2 of 2 people found the following review helpful
An excellent grammar and reading course 17 Aug. 2010
By wch - Published on Amazon.com
Format: Hardcover Verified Purchase
First... it is difficult to learn Tibetan on your own but if you are going to try, this is one of the textbooks that you must have in your collection.

This is, first and foremost a reading course for modern literary Tibetan, the stuff of newspapers, stories and magazine, rather than spoken or classical Tibetan. Starting with simple sentences and working up to complex blocks of texts such as you might find in a newspaper or magazine article, the text provides a well-structured path for learning to read Tibetan. Goldstein gives much attention to the biggest problem facing the Western learner of Tibetan: developing the ability to take apart sentences without all of the clues, like spaces, that we are used to working with. Along the way he offers concise definitions and descriptions of the components of Tibetan grammar and but for a couple of regretful lapses, doesn't coin too much in the way of new terminology.

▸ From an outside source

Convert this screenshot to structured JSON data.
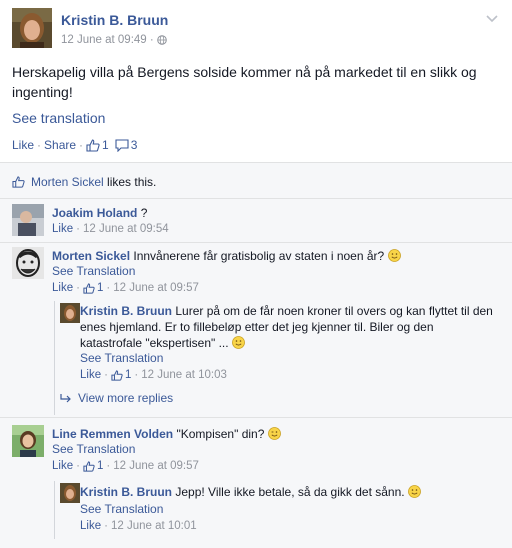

The two features of the book that I didn't find so helpful were Goldstein's introduction of "slots" to replace the accepted terminology of "prefix", "suffix", etc. to be an un-necessary complication. And while his phonetic pronunciation scheme is interesting, I found it more distracting than helpful. If you are wanting to learn spoken Tibetan there are better texts, such as "Manual of Standard Tibetan" and "Fluent Tibetan".

That said, this text is useful as a *reference* grammar for spoken and classical Tibetan. It is organized around the particles that define the structure of a Tibetan sentence, which makes it easy to study or review individual constructions. It also has a detailed table of contents, a must for a good grammar. It won't replace your other Tibetan language textbooks but you will find yourself looking to it for quick answers frequently, especially if you are studying translation.

Summary: For the serious Tibetan language student, this is a required text.